Amazon SPAPI does not providing a Reporting API SLA across all report types. Depending on the class of report, SPAPI reports do not uniformly become available immediately when a reporting period closes. As a result, each report type has different latency characteristics, and understanding these timing patterns is crucial for reliable data retrieval.

Report Availability Windows

Amazon does not provide Service Level Agreement (SLA) metrics for all API reports. Some reports may be available within an hour of period close, while others may take days.

Practical Example

Current Date Context: If today is September 9th and a request is made for September 8th report data, the data typically becomes available in Amazon system around 4:00 AM UTC, though it may be available earlier or later.
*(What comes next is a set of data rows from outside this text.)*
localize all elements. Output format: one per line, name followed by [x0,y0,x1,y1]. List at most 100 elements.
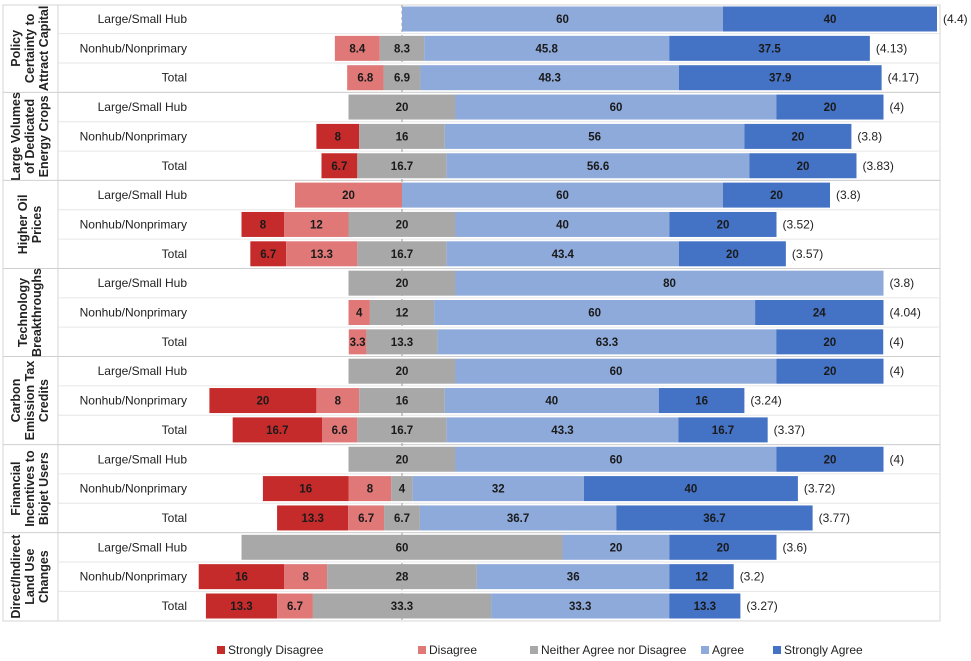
bars: 60 40 (4.4) 8.4 8.3 45.8 37.5 (4.13) 6.8 6.9 48.3 3… [198,6,968,619]
bar-segment-disagree [347,65,384,91]
data-label: 36.7 [703,513,725,525]
bar-segment-neither [366,329,438,355]
data-label: 6.7 [260,249,276,261]
bar-segment-agree [455,446,777,472]
data-label: 8 [367,484,374,496]
group-label-line: Prices [30,206,44,244]
bar-segment-agree [476,564,670,590]
legend-swatch-disagree [418,646,426,654]
bar-segment-strongly-agree [678,241,786,267]
data-label: 33.3 [569,601,591,613]
mean-score-label: (3.77) [819,511,850,525]
bar-segment-disagree [334,35,380,61]
data-label: 8 [335,131,342,143]
bar-segment-neither [391,476,413,502]
legend-swatch-neither [530,646,538,654]
bar-segment-strongly-agree [669,35,870,61]
bar-segment-disagree [284,211,349,237]
mean-score-label: (4.4) [943,12,968,26]
bar-segment-strongly-disagree [321,153,358,179]
row-labels: Large/Small Hub Nonhub/Nonprimary Total Lar… [80,12,188,613]
data-label: 12 [695,572,708,584]
data-label: 20 [824,454,837,466]
group-label-line: Credits [37,379,51,422]
group-label-line: Higher Oil [16,195,30,255]
row-label: Nonhub/Nonprimary [80,306,187,320]
data-label: 20 [797,161,810,173]
data-label: 8.3 [394,43,410,55]
data-label: 8 [260,219,267,231]
data-label: 16.7 [391,161,413,173]
bar-segment-agree [455,270,884,296]
data-label: 16.7 [391,425,413,437]
mean-score-label: (3.57) [792,247,823,261]
bar-segment-strongly-disagree [198,564,285,590]
data-label: 20 [824,366,837,378]
bar-segment-strongly-disagree [250,241,287,267]
data-label: 37.5 [758,43,781,55]
data-label: 20 [396,366,409,378]
plot-frame [2,4,941,622]
data-label: 6.7 [287,601,303,613]
bar-segment-agree [562,534,670,560]
data-label: 32 [492,484,505,496]
mean-score-label: (3.37) [774,423,805,437]
group-label-line: Changes [37,550,51,603]
row-label: Large/Small Hub [98,188,188,202]
group-label: FinancialIncentives toBiojet Users [9,450,51,527]
group-label-line: Direct/Indirect [9,534,23,619]
group-label-line: Technology [16,278,30,347]
group-label: Large Volumesof DedicatedEnergy Crops [9,92,51,181]
bar-segment-neither [348,94,456,120]
bar-segment-neither [369,300,435,325]
data-label: 36 [567,572,580,584]
data-label: 6.8 [357,73,374,85]
data-label: 60 [610,454,623,466]
bar-segment-strongly-agree [744,123,852,149]
data-label: 4 [399,484,406,496]
group-label: Direct/IndirectLand UseChanges [9,534,51,619]
bar-segment-neither [348,270,456,296]
bar-segment-strongly-agree [723,182,830,208]
row-label: Nonhub/Nonprimary [80,41,187,55]
mean-score-label: (4.17) [888,71,919,85]
bar-segment-strongly-disagree [232,417,323,443]
row-label: Total [162,247,187,261]
mean-score-label: (3.8) [857,129,882,143]
data-label: 60 [556,190,569,202]
bar-segment-neither [241,534,563,560]
legend-label-strongly-agree: Strongly Agree [784,643,863,657]
data-label: 20 [610,542,623,554]
data-label: 40 [545,396,558,408]
group-label-line: Land Use [23,548,37,604]
bar-segment-agree [491,593,670,619]
row-label: Total [162,511,187,525]
bar-segment-agree [455,358,777,384]
bar-segment-neither [384,505,420,531]
mean-score-label: (3.83) [862,159,893,173]
group-label-line: of Dedicated [23,99,37,174]
bar-segment-disagree [286,241,358,267]
group-label-line: Attract Capital [37,6,51,91]
bar-segment-strongly-agree [776,358,884,384]
data-label: 48.3 [538,73,560,85]
data-label: 20 [396,278,409,290]
data-label: 6.7 [331,161,347,173]
group-label-line: Financial [9,462,23,516]
bar-segment-agree [446,417,679,443]
row-label: Large/Small Hub [98,452,188,466]
data-label: 6.9 [394,73,410,85]
bar-segment-neither [379,35,425,61]
bar-segment-strongly-agree [723,6,937,32]
bar-segment-disagree [348,300,370,325]
bar-segment-agree [444,123,745,149]
data-label: 20 [792,131,805,143]
data-label: 56.6 [587,161,609,173]
data-label: 13.3 [694,601,716,613]
bar-segment-strongly-agree [616,505,813,531]
bar-segment-agree [446,153,750,179]
bar-segment-neither [348,446,456,472]
data-label: 12 [396,308,409,320]
bar-segment-strongly-disagree [262,476,349,502]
Attempting to move a request schedule 3:30 UTC may cause the data may arrive sooner in some cases, but increased API errors and retries cause data to arrived later that typical avaialbility timing. As a result this means higher schedule volatility, more potential retries and errors. This will cause requests to be queued for retry later due to reports being unavailable.

Key Timing Considerations

Timezone Handling

  • API Operations: All Amazon API operations use UTC timezone

  • Amazon UI: Often uses uses Pacific Time (PST/PDT)

  • Documentation: May reference "Dashboard" times, which typically means Pacific Time

  • Best Practice: Always work in UTC for API integrations to avoid timezone confusion

Conclusion

Report availability timing varies significantly by report type and request schedules are planned accordingly. While more aggressive timing may provide faster data access in some cases, approaches aligned with observed availability or Vendor Central TP90 generally provide better reliability. Consider your specific use case requirements when choosing between speed and reliability, and always test timing adjustments with non-critical reports first.